Of the 800,000 tons which the Ethiopians requested from the international community in January, the donors of the industrialised world have pledged to give 450,000. Yet so far only 5,000 tons has arrived, said Ephrem Mehret-ab, a spokesman at the Ethiopian embassy in London yesterday.
The amount of food aid which has been landed at the port in the neighbouring republic of Djibouti for transfer to Ethiopia was described yesterday as "measly" by Sir Bob Geldof, who led the Live Aid effort which raised hundreds of millions of pounds for sub-Saharan Africa during the last big famine in 1984-85.
Writing in The Independent today, Sir Bob describes the delayed response by the developed world as "inexcusable". He dismisses suggestions that it is caused by corruption or by the conflict between land-locked Ethiopia and its neighbour Eritrea whose ports are the obvious route for food aid.

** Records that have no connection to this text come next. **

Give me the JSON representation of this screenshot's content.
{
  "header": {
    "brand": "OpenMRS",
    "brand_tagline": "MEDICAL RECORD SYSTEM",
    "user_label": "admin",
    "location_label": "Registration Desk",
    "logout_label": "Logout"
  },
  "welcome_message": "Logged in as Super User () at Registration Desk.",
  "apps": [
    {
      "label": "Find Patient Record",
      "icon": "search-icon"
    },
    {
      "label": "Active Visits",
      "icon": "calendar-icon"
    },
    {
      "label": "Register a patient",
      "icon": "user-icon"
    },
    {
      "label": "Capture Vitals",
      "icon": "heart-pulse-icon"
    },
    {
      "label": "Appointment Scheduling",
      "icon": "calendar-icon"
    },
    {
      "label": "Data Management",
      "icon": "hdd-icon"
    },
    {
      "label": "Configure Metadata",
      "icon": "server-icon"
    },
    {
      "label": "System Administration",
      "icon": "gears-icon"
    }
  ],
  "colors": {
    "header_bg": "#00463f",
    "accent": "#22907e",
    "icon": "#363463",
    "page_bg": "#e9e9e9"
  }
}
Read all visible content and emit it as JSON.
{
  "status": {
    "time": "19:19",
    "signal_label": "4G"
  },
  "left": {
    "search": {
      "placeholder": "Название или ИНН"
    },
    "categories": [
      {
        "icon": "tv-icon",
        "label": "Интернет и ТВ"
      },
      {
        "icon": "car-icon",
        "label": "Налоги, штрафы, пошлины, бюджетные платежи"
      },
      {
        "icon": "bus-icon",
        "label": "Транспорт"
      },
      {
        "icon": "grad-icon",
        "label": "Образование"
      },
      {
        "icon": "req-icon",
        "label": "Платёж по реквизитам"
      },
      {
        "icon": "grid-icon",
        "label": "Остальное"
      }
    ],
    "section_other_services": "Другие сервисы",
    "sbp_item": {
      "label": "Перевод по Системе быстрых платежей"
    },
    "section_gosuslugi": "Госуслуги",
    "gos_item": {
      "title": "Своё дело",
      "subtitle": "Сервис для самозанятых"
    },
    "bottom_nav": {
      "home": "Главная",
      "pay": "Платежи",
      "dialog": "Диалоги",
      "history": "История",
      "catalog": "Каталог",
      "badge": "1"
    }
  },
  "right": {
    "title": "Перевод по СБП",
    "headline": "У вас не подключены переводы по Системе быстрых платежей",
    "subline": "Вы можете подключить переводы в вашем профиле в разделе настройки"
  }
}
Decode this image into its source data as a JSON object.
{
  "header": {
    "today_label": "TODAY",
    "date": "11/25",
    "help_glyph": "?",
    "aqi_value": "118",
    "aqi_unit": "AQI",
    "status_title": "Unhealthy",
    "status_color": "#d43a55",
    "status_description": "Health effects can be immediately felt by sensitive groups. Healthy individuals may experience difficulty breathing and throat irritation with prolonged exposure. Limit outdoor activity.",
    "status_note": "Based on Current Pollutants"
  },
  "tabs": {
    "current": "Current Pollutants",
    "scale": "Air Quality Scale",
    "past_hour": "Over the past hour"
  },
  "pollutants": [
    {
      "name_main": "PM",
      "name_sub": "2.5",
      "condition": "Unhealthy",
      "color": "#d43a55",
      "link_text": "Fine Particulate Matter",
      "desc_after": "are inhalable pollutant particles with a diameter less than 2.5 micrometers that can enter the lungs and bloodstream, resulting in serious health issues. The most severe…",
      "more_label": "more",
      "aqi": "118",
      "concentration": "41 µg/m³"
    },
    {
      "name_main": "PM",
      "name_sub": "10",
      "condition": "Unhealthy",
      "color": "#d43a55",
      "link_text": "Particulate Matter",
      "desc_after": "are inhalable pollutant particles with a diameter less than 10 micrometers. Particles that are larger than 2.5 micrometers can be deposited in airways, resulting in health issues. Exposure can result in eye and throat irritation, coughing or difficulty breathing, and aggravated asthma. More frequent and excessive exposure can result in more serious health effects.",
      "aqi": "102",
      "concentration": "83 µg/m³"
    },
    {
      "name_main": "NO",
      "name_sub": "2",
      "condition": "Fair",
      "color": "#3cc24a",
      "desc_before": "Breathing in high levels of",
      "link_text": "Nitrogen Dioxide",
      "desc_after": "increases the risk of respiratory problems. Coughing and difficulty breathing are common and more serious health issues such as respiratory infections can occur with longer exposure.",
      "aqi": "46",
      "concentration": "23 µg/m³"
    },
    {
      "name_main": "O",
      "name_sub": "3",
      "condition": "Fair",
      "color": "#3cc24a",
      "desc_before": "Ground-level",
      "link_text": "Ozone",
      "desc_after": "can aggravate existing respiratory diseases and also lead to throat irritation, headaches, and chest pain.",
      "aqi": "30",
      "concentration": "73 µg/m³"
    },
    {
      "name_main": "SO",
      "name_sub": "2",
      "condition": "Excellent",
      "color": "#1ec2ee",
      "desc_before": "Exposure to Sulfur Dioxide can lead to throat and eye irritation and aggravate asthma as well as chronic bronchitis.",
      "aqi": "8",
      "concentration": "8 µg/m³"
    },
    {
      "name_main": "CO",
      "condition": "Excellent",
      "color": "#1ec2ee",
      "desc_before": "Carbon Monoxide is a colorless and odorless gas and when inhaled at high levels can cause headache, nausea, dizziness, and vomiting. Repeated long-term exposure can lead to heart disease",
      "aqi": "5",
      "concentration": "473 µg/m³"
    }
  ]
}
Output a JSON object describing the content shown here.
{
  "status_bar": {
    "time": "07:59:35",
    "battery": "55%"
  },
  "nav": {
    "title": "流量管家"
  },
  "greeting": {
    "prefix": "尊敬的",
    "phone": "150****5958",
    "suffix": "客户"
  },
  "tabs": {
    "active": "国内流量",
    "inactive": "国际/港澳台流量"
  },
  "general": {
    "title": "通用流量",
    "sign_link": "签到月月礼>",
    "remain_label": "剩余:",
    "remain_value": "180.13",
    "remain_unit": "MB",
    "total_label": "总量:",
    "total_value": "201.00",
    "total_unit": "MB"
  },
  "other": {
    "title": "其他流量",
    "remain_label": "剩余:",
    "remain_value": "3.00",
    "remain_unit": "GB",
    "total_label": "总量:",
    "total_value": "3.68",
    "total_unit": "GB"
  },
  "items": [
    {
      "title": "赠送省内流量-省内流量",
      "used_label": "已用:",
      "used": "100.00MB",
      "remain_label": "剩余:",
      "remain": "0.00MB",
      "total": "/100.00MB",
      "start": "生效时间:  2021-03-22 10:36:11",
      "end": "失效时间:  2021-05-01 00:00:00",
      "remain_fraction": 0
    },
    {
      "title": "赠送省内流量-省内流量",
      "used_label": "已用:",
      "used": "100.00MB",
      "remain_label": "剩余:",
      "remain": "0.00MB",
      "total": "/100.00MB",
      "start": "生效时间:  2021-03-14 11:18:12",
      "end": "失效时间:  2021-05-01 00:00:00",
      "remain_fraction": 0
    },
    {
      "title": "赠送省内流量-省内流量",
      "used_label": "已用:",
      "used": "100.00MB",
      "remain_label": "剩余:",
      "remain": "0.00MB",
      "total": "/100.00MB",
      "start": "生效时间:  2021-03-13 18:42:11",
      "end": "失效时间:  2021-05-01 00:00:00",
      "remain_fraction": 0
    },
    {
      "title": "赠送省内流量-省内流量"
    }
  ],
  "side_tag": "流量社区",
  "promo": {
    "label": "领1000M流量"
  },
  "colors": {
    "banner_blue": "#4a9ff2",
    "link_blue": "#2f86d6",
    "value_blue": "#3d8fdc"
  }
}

"All these are lame excuses to disguise the incompetence and lack of political will of the Western world," Sir Bob writes. Early warning systems in Ethiopia enabled Addis Ababa to warn as long ago as November that crisis was threatening to turn to disaster. "Nothing happened ... and so far a measly 5,000 tons are all that has arrived in a country where the television cameras are now showing rows of new victims in yet another ghastly parade of children with swollen bellies and stick limbs."
Sir Bob singles out the "notoriously slow and inefficient" emergency operation of the European Union with its "endless need to consult with its various donor constituencies".